For the love of entertainment
Disappointment, thy name is Jeff Lindsay. It was abundantly clear long ago that Lindsay had fallen into a rut with his Dexter series, that the magic had gone away and he was just going through the motions. I mean honestly, it reached the point where virtually every book had the same ludicrous ending: Dexter’s stepkids are kidnapped by the bad guy. To call it stultifying would be a colossal understatement.
Then along came Dexter’s Final Cut, and it appeared Lindsay may have been attempting to invigorate his flagging franchise. You see, at the close of that installment, Dexter’s not-so-beloved wife, Rita, was killed. The possibilities, they were endless. How would Dexter handle single fatherhood without dearly devoted Rita? How would he get by in the world without the woman who provided his primary cover as a normal family man? For the first time in a long while, I found myself actually looking forward to seeing where Lindsay was going with the story.
You can imagine, then, that news that the next installment was to be Dexter’s grand finale came as as bit of a surprise. Why invigorate a franchise just to retire it? It didn’t really make sense. Still, one couldn’t deny that Lindsay hadn’t seemed interested in the series in a long time, so maybe this was an opportunity for him to end the series on a high point. That possibility was juicy enough for me to get excited. What was even more exciting? That the premise of Dexter is Dead finds Dexter in jail for Rita’s death and several of the other murders that happened at the end of Dexter’s Final Cut.
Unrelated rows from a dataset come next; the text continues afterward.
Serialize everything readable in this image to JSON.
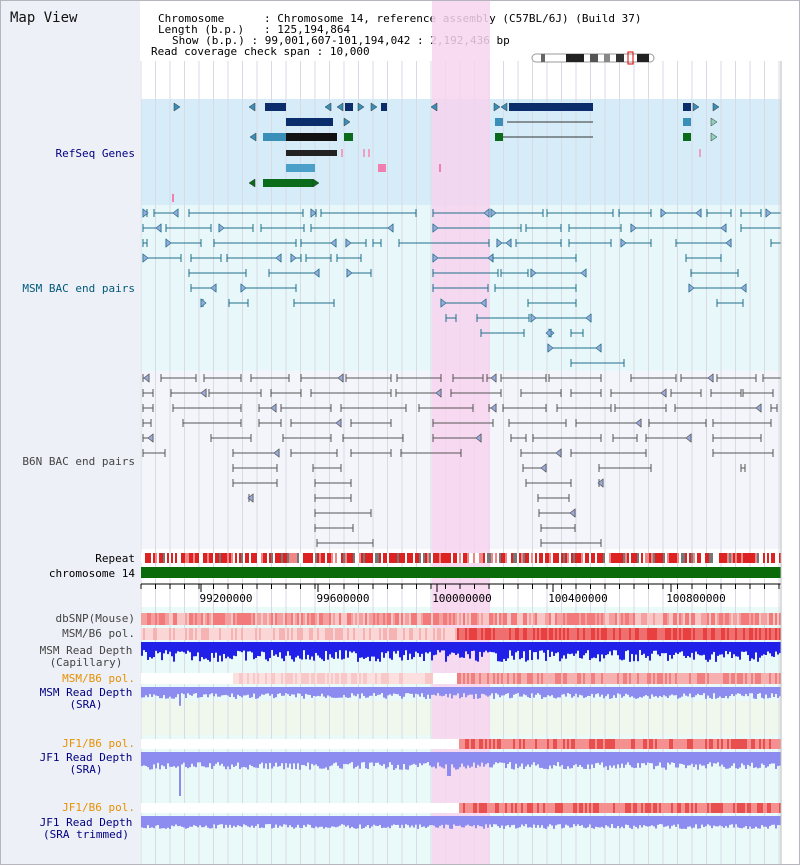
{
  "title": "Map View",
  "info": {
    "chromosome_key": "Chromosome",
    "chromosome_val": "Chromosome 14, reference assembly (C57BL/6J) (Build 37)",
    "length_key": "Length (b.p.)",
    "length_val": "125,194,864",
    "show_key": "Show (b.p.)",
    "show_val": "99,001,607-101,194,042 : 2,192,436 bp",
    "coverage_key": "Read coverage check span",
    "coverage_val": "10,000"
  },
  "tracks": {
    "refseq": "RefSeq Genes",
    "msm_bac": "MSM BAC end pairs",
    "b6n_bac": "B6N BAC end pairs",
    "repeat": "Repeat",
    "chromosome": "chromosome 14",
    "dbsnp": "dbSNP(Mouse)",
    "msm_b6_pol": "MSM/B6 pol.",
    "msm_depth_cap_1": "MSM Read Depth",
    "msm_depth_cap_2": "(Capillary)",
    "msm_b6_pol2": "MSM/B6 pol.",
    "msm_depth_sra_1": "MSM Read Depth",
    "msm_depth_sra_2": "(SRA)",
    "jf1_b6_pol": "JF1/B6 pol.",
    "jf1_depth_sra_1": "JF1 Read Depth",
    "jf1_depth_sra_2": "(SRA)",
    "jf1_b6_pol2": "JF1/B6 pol.",
    "jf1_depth_trim_1": "JF1 Read Depth",
    "jf1_depth_trim_2": "(SRA trimmed)"
  },
  "axis": {
    "ticks": [
      "99200000",
      "99600000",
      "100000000",
      "100400000",
      "100800000"
    ]
  },
  "colors": {
    "highlight": "#f7d4ef",
    "refseq_bg": "#d6ecf8",
    "msm_bac_bg": "#e8f8fa",
    "gene_dark": "#0b2d6b",
    "gene_mid": "#3a8fb8",
    "gene_green": "#0a6b1a",
    "msm_line": "#1f6f8b",
    "b6n_line": "#555555",
    "chrom_green": "#0a6b0a",
    "depth_blue": "#2020e8",
    "depth_lblue": "#8c8cf0",
    "label_navy": "#000080",
    "label_teal": "#005a7a",
    "label_orange": "#e69000"
  }
}
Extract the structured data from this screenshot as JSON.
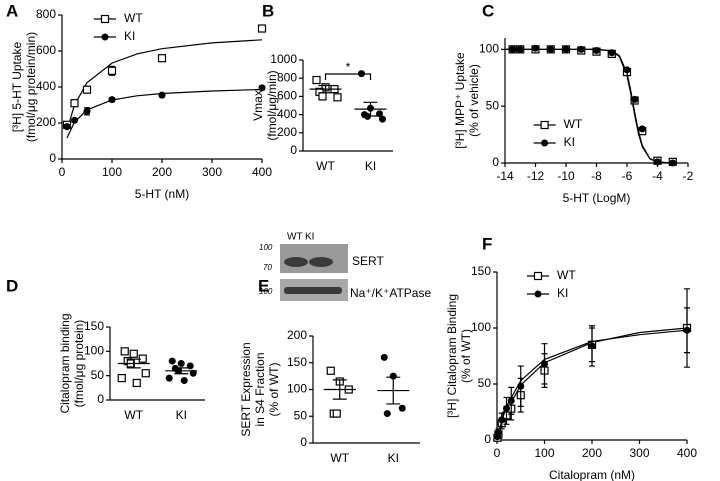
{
  "chart_data": [
    {
      "label": "A",
      "type": "scatter",
      "xlabel": "5-HT (nM)",
      "ylabel": [
        "[³H] 5-HT Uptake",
        "(fmol/μg protein/min)"
      ],
      "x": [
        10,
        25,
        50,
        100,
        200,
        400
      ],
      "xlim": [
        0,
        400
      ],
      "xticks": [
        0,
        100,
        200,
        300,
        400
      ],
      "ylim": [
        0,
        800
      ],
      "yticks": [
        0,
        200,
        400,
        600,
        800
      ],
      "legend": "upper left",
      "series": [
        {
          "name": "WT",
          "marker": "square-open",
          "color": "#000000",
          "values": [
            190,
            310,
            385,
            490,
            560,
            725
          ],
          "errors": [
            15,
            15,
            15,
            25,
            15,
            10
          ],
          "fit": {
            "x": [
              10,
              25,
              50,
              100,
              150,
              200,
              300,
              400
            ],
            "values": [
              160,
              300,
              424,
              533,
              584,
              613,
              645,
              662
            ]
          }
        },
        {
          "name": "KI",
          "marker": "circle-filled",
          "color": "#000000",
          "values": [
            180,
            215,
            265,
            330,
            355,
            395
          ],
          "errors": [
            10,
            10,
            20,
            10,
            10,
            10
          ],
          "fit": {
            "x": [
              10,
              25,
              50,
              100,
              150,
              200,
              300,
              400
            ],
            "values": [
              117,
              205,
              273,
              328,
              351,
              364,
              378,
              386
            ]
          }
        }
      ]
    },
    {
      "label": "B",
      "type": "strip",
      "ylabel": [
        "Vmax",
        "(fmol/μg/min)"
      ],
      "ylim": [
        0,
        1000
      ],
      "yticks": [
        0,
        200,
        400,
        600,
        800,
        1000
      ],
      "significance": "*",
      "groups": [
        {
          "name": "WT",
          "marker": "square-open",
          "color": "#000000",
          "values": [
            780,
            700,
            680,
            650,
            600,
            590
          ],
          "mean": 680,
          "sem": 40
        },
        {
          "name": "KI",
          "marker": "circle-filled",
          "color": "#000000",
          "values": [
            850,
            470,
            410,
            400,
            380,
            350
          ],
          "mean": 460,
          "sem": 75
        }
      ]
    },
    {
      "label": "C",
      "type": "scatter",
      "xlabel": "5-HT (LogM)",
      "ylabel": [
        "[³H] MPP⁺ Uptake",
        "(% of vehicle)"
      ],
      "x": [
        -13.5,
        -13,
        -12,
        -11,
        -10,
        -9,
        -8,
        -7,
        -6,
        -5.5,
        -5,
        -4,
        -3
      ],
      "xlim": [
        -14,
        -2
      ],
      "xticks": [
        -14,
        -12,
        -10,
        -8,
        -6,
        -4,
        -2
      ],
      "ylim": [
        0,
        110
      ],
      "yticks": [
        0,
        50,
        100
      ],
      "legend": "lower left",
      "series": [
        {
          "name": "WT",
          "marker": "square-open",
          "color": "#000000",
          "values": [
            100,
            100,
            100,
            100,
            100,
            99,
            98,
            96,
            80,
            55,
            28,
            2,
            1
          ],
          "fit": {
            "x": [
              -14,
              -10,
              -8,
              -7,
              -6.5,
              -6,
              -5.75,
              -5.5,
              -5.25,
              -5,
              -4.5,
              -4,
              -3
            ],
            "values": [
              100,
              100,
              100,
              98.5,
              93.6,
              76.8,
              61,
              42.6,
              26,
              14.3,
              3.6,
              0.8,
              0
            ]
          }
        },
        {
          "name": "KI",
          "marker": "circle-filled",
          "color": "#000000",
          "values": [
            100,
            100,
            101,
            100,
            100,
            100,
            99,
            97,
            82,
            56,
            30,
            1,
            0
          ],
          "fit": {
            "x": [
              -14,
              -10,
              -8,
              -7,
              -6.5,
              -6,
              -5.75,
              -5.5,
              -5.25,
              -5,
              -4.5,
              -4,
              -3
            ],
            "values": [
              100,
              100,
              100,
              98.8,
              94.5,
              79,
              63.5,
              45,
              28,
              15.5,
              4,
              0.9,
              0
            ]
          }
        }
      ]
    },
    {
      "label": "D",
      "type": "strip",
      "ylabel": [
        "Citalopram binding",
        "(fmol/μg protein)"
      ],
      "ylim": [
        0,
        150
      ],
      "yticks": [
        0,
        50,
        100,
        150
      ],
      "groups": [
        {
          "name": "WT",
          "marker": "square-open",
          "color": "#000000",
          "values": [
            100,
            95,
            85,
            80,
            75,
            55,
            45,
            35
          ],
          "mean": 75,
          "sem": 9
        },
        {
          "name": "KI",
          "marker": "circle-filled",
          "color": "#000000",
          "values": [
            80,
            75,
            70,
            65,
            60,
            55,
            45,
            40
          ],
          "mean": 60,
          "sem": 6
        }
      ]
    },
    {
      "label": "E",
      "type": "strip",
      "ylabel": [
        "SERT Expression",
        "in S4 Fraction",
        "(% of WT)"
      ],
      "ylim": [
        0,
        200
      ],
      "yticks": [
        0,
        50,
        100,
        150,
        200
      ],
      "blot": {
        "markers": [
          "100",
          "70",
          "100"
        ],
        "lanes": [
          "WT",
          "KI"
        ],
        "bands": [
          "SERT",
          "Na⁺/K⁺ATPase"
        ]
      },
      "groups": [
        {
          "name": "WT",
          "marker": "square-open",
          "color": "#000000",
          "values": [
            135,
            115,
            100,
            55,
            55
          ],
          "mean": 100,
          "sem": 18
        },
        {
          "name": "KI",
          "marker": "circle-filled",
          "color": "#000000",
          "values": [
            160,
            125,
            65,
            55
          ],
          "mean": 98,
          "sem": 25
        }
      ]
    },
    {
      "label": "F",
      "type": "scatter",
      "xlabel": "Citalopram (nM)",
      "ylabel": [
        "[³H] Citalopram Binding",
        "(% of WT)"
      ],
      "x": [
        1,
        3,
        10,
        20,
        30,
        50,
        100,
        200,
        400
      ],
      "xlim": [
        0,
        400
      ],
      "xticks": [
        0,
        100,
        200,
        300,
        400
      ],
      "ylim": [
        0,
        150
      ],
      "yticks": [
        0,
        50,
        100,
        150
      ],
      "legend": "upper left",
      "series": [
        {
          "name": "WT",
          "marker": "square-open",
          "color": "#000000",
          "values": [
            2,
            5,
            15,
            22,
            28,
            40,
            62,
            85,
            100
          ],
          "errors": [
            1,
            2,
            5,
            8,
            10,
            15,
            15,
            15,
            35
          ],
          "fit": {
            "x": [
              0,
              5,
              10,
              20,
              50,
              100,
              200,
              300,
              400
            ],
            "values": [
              0,
              8,
              15,
              26,
              49,
              69,
              87,
              96,
              100
            ]
          }
        },
        {
          "name": "KI",
          "marker": "circle-filled",
          "color": "#000000",
          "values": [
            3,
            7,
            18,
            28,
            35,
            48,
            68,
            84,
            98
          ],
          "errors": [
            1,
            3,
            6,
            10,
            12,
            18,
            18,
            18,
            20
          ],
          "fit": {
            "x": [
              0,
              5,
              10,
              20,
              50,
              100,
              200,
              300,
              400
            ],
            "values": [
              0,
              9,
              17,
              30,
              53,
              72,
              88,
              94,
              98
            ]
          }
        }
      ]
    }
  ]
}
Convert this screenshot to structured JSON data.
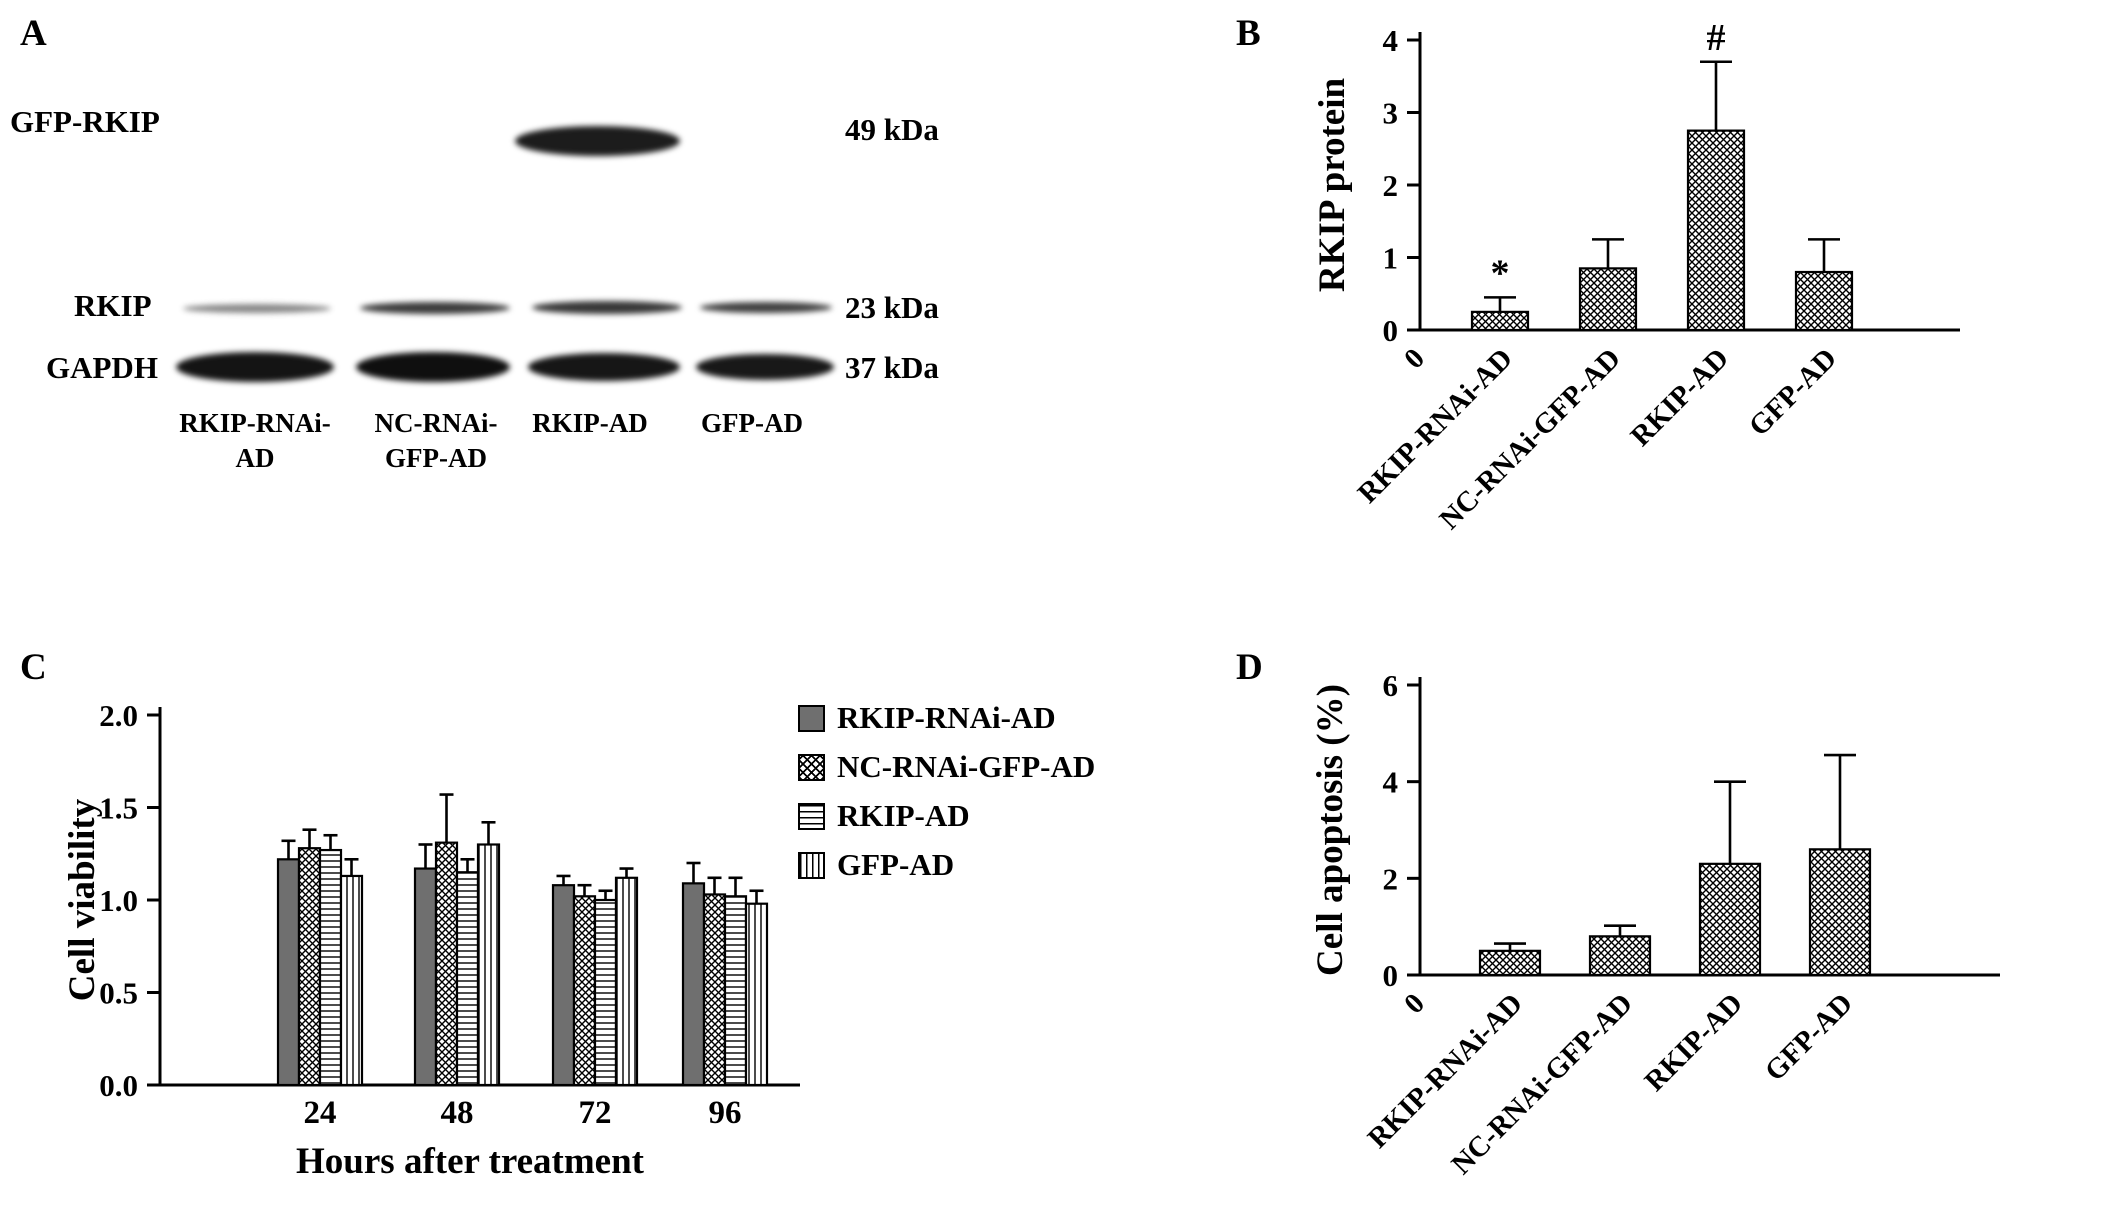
{
  "figure": {
    "background": "#ffffff"
  },
  "panels": {
    "a": {
      "label": "A",
      "rows": [
        {
          "protein": "GFP-RKIP",
          "weight": "49 kDa"
        },
        {
          "protein": "RKIP",
          "weight": "23 kDa"
        },
        {
          "protein": "GAPDH",
          "weight": "37 kDa"
        }
      ],
      "lanes": [
        {
          "line1": "RKIP-RNAi-",
          "line2": "AD"
        },
        {
          "line1": "NC-RNAi-",
          "line2": "GFP-AD"
        },
        {
          "line1": "RKIP-AD",
          "line2": ""
        },
        {
          "line1": "GFP-AD",
          "line2": ""
        }
      ]
    },
    "b": {
      "label": "B"
    },
    "c": {
      "label": "C"
    },
    "d": {
      "label": "D"
    }
  },
  "chart_data": [
    {
      "panel": "B",
      "type": "bar",
      "ylabel": "RKIP protein",
      "ylim": [
        0,
        4
      ],
      "yticks": [
        "0",
        "1",
        "2",
        "3",
        "4"
      ],
      "categories": [
        "RKIP-RNAi-AD",
        "NC-RNAi-GFP-AD",
        "RKIP-AD",
        "GFP-AD"
      ],
      "values": [
        0.25,
        0.85,
        2.75,
        0.8
      ],
      "errors": [
        0.2,
        0.4,
        0.95,
        0.45
      ],
      "annotations": [
        {
          "bar": 0,
          "text": "*"
        },
        {
          "bar": 2,
          "text": "#"
        }
      ],
      "origin_label": "0",
      "bar_style": "crosshatch",
      "grid": false
    },
    {
      "panel": "C",
      "type": "bar",
      "grouped": true,
      "xlabel": "Hours after treatment",
      "ylabel": "Cell viability",
      "ylim": [
        0,
        2
      ],
      "yticks": [
        "0.0",
        "0.5",
        "1.0",
        "1.5",
        "2.0"
      ],
      "categories": [
        "24",
        "48",
        "72",
        "96"
      ],
      "series": [
        {
          "name": "RKIP-RNAi-AD",
          "style": "solid-gray",
          "values": [
            1.22,
            1.17,
            1.08,
            1.09
          ],
          "errors": [
            0.1,
            0.13,
            0.05,
            0.11
          ]
        },
        {
          "name": "NC-RNAi-GFP-AD",
          "style": "crosshatch",
          "values": [
            1.28,
            1.31,
            1.02,
            1.03
          ],
          "errors": [
            0.1,
            0.26,
            0.06,
            0.09
          ]
        },
        {
          "name": "RKIP-AD",
          "style": "horizontal-lines",
          "values": [
            1.27,
            1.15,
            1.0,
            1.02
          ],
          "errors": [
            0.08,
            0.07,
            0.05,
            0.1
          ]
        },
        {
          "name": "GFP-AD",
          "style": "vertical-lines",
          "values": [
            1.13,
            1.3,
            1.12,
            0.98
          ],
          "errors": [
            0.09,
            0.12,
            0.05,
            0.07
          ]
        }
      ],
      "legend_position": "top-right",
      "grid": false
    },
    {
      "panel": "D",
      "type": "bar",
      "ylabel": "Cell apoptosis (%)",
      "ylim": [
        0,
        6
      ],
      "yticks": [
        "0",
        "2",
        "4",
        "6"
      ],
      "categories": [
        "RKIP-RNAi-AD",
        "NC-RNAi-GFP-AD",
        "RKIP-AD",
        "GFP-AD"
      ],
      "values": [
        0.5,
        0.8,
        2.3,
        2.6
      ],
      "errors": [
        0.15,
        0.22,
        1.7,
        1.95
      ],
      "origin_label": "0",
      "bar_style": "crosshatch",
      "grid": false
    }
  ]
}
We were going to get to see Dexter literally wrestling with the difficulty of Rita’s death and staring down the possibility of indirectly answering for the wealth of sins he’s committed across the years.
That would have potentially been a great book. If only Jeff Lindsay had possessed even the slightest interest in writing it. Instead, the whole jail storyline becomes a subplot with alarming speed. Instead of focusing, Lindsay forces Dexter to juggle his murder investigation with an utterly ludicrous subplot involving a drug lord who is displeased with Dexter’s brother, Brian. Brian agrees to bankroll Dexter’s legal needs if Dexter will help him fight off the drug lord’s goons, track down the drug lord, and kill him. Have I mentioned that none of this drug business makes the least amount of sense? And guess–just guess–which plotline Lindsay is more excited about? Just as you start wishing Lindsay would just choose one storyline and stick with it, he does. And he chooses the wrong one. He chooses the nonsensical supervillain storyline he’s already written a hundred times.
You’ll never guess what happens next. THE KIDS GET KIDNAPPED. I wanted to throw the book across the room in anger and frustration. The fact that I didn’t just goes to show how little I had invested in this world anymore. And honestly, if this weren’t the final Dexter book I might have just quietly put the book down and gone about my life, never looking back or thinking about picking up another one of Jeff Lindsay’s Dexter books ever again anyway.
Was it worth staying for the last page? Not particularly. I get no joy in saying that I stuck it out to the end. There’s no payoff or reward for loyalty to be found in this series. You know, I don’t ask for a happy ending or a lot of theatrics. It’s just sad when an author clearly doesn’t care anymore, hasn’t been putting in the effort for a long time, and then doesn’t even give you the dignity of a half-assed finale. You’d think Lindsay could have at least faked some enthusiasm for one measly book to do a proper goodbye, instead of falling on all the tired cliches he’d already worn out several books earlier. Even Dexter’s goodbye is a tedious paint-by-numbers.